L’écologie tyrannique : des illusions au cauchemar - Par Michel Gay
Toute critique sape la cause écologiste. Elle devient une trahison, un crime de lèse-écologie.
Dès qu’il s’agit de défendre « l’écologie » qui a souvent un chapeau trop large, alors le soutien aveugle, la défense hargneuse et les mensonges sont de rigueur. Toute critique sape la cause écologiste. Elle devient une trahison, un crime de lèse-écologie.
Le dogme écologiste
Il ne faut pas déranger le dogme écologiste. La certitude béate de « l’écologiste » pur et dur se moque bien des faits. Il veut des slogans et de beaux discours. Il ne veut qu’applaudir des idoles…
Les Verts manifestent une forme d’allergie à la pensée divergente. Un discours prémâché et idéologiquement orienté leur sert de viatique.

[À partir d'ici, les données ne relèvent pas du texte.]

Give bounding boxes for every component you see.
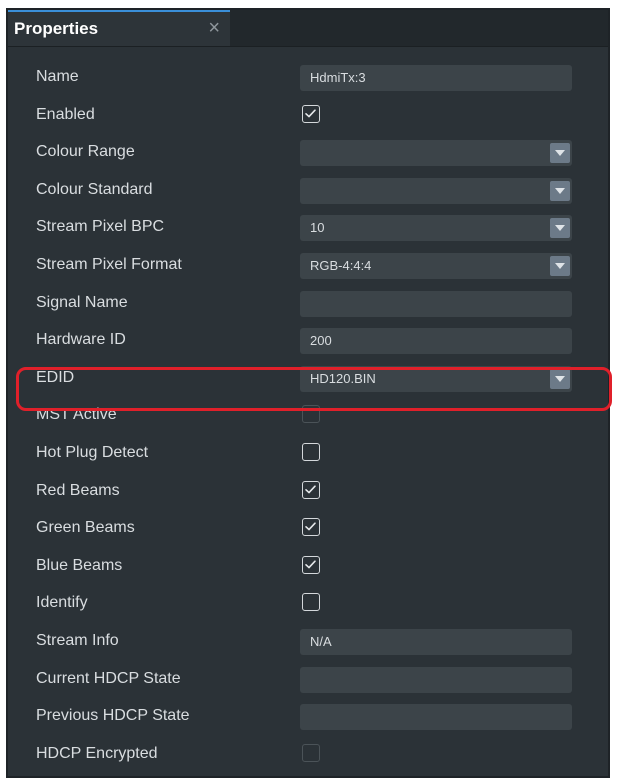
property-row-green-beams: Green Beams [22,511,608,545]
property-row-enabled: Enabled [22,98,608,132]
property-row-identify: Identify [22,586,608,620]
field-value: RGB-4:4:4 [310,258,372,273]
property-row-stream-info: Stream Info N/A [22,624,608,658]
property-row-stream-pixel-format: Stream Pixel Format RGB-4:4:4 [22,248,608,282]
signal-name-field[interactable] [300,290,572,317]
property-label: Colour Range [36,143,135,161]
red-beams-checkbox[interactable] [302,480,320,499]
checkmark-icon [305,484,316,493]
property-row-blue-beams: Blue Beams [22,549,608,583]
chevron-down-icon[interactable] [550,143,570,164]
chevron-down-icon[interactable] [550,218,570,239]
checkmark-icon [305,108,316,117]
colour-standard-select[interactable] [300,177,572,204]
checkmark-icon [305,522,316,531]
hdcp-encrypted-checkbox [302,743,320,762]
hardware-id-field[interactable]: 200 [300,328,572,355]
property-label: HDCP Encrypted [36,744,158,762]
enabled-checkbox[interactable] [302,104,320,123]
property-row-name: Name HdmiTx:3 [22,60,608,94]
property-row-signal-name: Signal Name [22,286,608,320]
property-label: Hot Plug Detect [36,444,149,461]
property-label: Current HDCP State [36,669,181,687]
property-label: Colour Standard [36,180,153,198]
property-label: Blue Beams [36,556,123,574]
colour-range-select[interactable] [300,140,572,167]
property-row-stream-pixel-bpc: Stream Pixel BPC 10 [22,210,608,244]
property-label: Name [36,68,79,85]
property-label: Stream Pixel Format [36,256,182,273]
property-label: Hardware ID [36,331,126,349]
tab-title: Properties [14,19,99,38]
chevron-down-icon[interactable] [550,256,570,276]
field-value: 200 [310,333,332,349]
property-label: Identify [36,594,88,612]
property-label: Stream Pixel BPC [36,218,165,236]
close-icon[interactable]: × [208,16,220,40]
stream-info-field[interactable]: N/A [300,629,572,655]
property-label: Previous HDCP State [36,707,190,725]
property-row-red-beams: Red Beams [22,474,608,508]
property-label: Green Beams [36,519,135,537]
property-label: Enabled [36,105,95,123]
stream-pixel-format-select[interactable]: RGB-4:4:4 [300,253,572,279]
chevron-down-icon[interactable] [550,180,570,201]
property-label: Signal Name [36,293,128,311]
field-value: N/A [310,634,332,649]
property-row-hot-plug-detect: Hot Plug Detect [22,436,608,470]
property-row-colour-range: Colour Range [22,135,608,169]
name-field[interactable]: HdmiTx:3 [300,65,572,91]
field-value: 10 [310,220,325,236]
property-row-hdcp-encrypted: HDCP Encrypted [22,737,608,771]
properties-panel: Properties × Name HdmiTx:3 Enabled Colour R… [6,8,612,778]
property-label: Stream Info [36,632,119,649]
field-value: HdmiTx:3 [310,70,366,85]
property-label: Red Beams [36,481,120,499]
checkmark-icon [305,560,316,569]
identify-checkbox[interactable] [302,593,320,612]
property-row-hardware-id: Hardware ID 200 [22,323,608,357]
green-beams-checkbox[interactable] [302,518,320,537]
property-row-previous-hdcp-state: Previous HDCP State [22,699,608,733]
edid-highlight-annotation [16,367,612,411]
property-row-current-hdcp-state: Current HDCP State [22,662,608,696]
previous-hdcp-state-field[interactable] [300,704,572,731]
blue-beams-checkbox[interactable] [302,555,320,574]
stream-pixel-bpc-select[interactable]: 10 [300,215,572,242]
hot-plug-detect-checkbox[interactable] [302,443,320,461]
tab-bar: Properties × [8,10,608,47]
property-row-colour-standard: Colour Standard [22,173,608,207]
tab-properties[interactable]: Properties × [8,10,230,46]
current-hdcp-state-field[interactable] [300,666,572,693]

Expliquer la réalité sur le nucléaire, l’éolien, le photovoltaïque, la géothermie, les bio-carburants, etc., ne peut être que suspect et provenir d’un suppôt des lobbies pétroliers et nucléaires. Tenter d’introduire de l’intelligence et de la mesure, c’est être payé par le « camp adverse », c’est vouloir saper la cause écologiste qui ne doit pas être confrontée à la réalité !
S’égarer à tenter une analyse froide et factuelle des véritables solutions écologiques pour le futur, dont l’énergie nucléaire, soulève l’indignation des fanatiques de Mère Nature, nourris d’aigreur et de ressentiment. Le but du contradicteur, de l’empêcheur de tourner en rond, serait de doucher les espoirs du bon peuple ! Ce trublion serait-il à inscrire sur la liste des tondus de la future grande révolution écologiste ?
Le mauvais esprit et la mise à mal du dogme écologiste ne sauraient être tolérés par les vaillants défenseurs de la Planète. Il faudrait que le peuple suive inconditionnellement, comme un seul homme, ces adorateurs de la nouvelle Jeanne d’Arc écologique qu’est Greta Thunberg et les nouveaux gourous verts au risque de verser dans le cauchemar de la tyrannie par ignorance et lâcheté.
« Partout et toujours, c’est une lâcheté de faire ce que la raison condamne » (Étienne Pivert de Senancour).
Les peuples, comme les individus, ont donné le spectacle de lâchetés séculaires. Fonctionnaires domestiqués et assemblées dociles se sont souvent inclinés sans combattre devant les arrêts du despotisme (Hitler, Pétain…)
La lâcheté favorise les tyrans et renforce les institutions d’écrasement. La passivité assure leur triomphe. Sans elle, les dictatures s’effriteraient.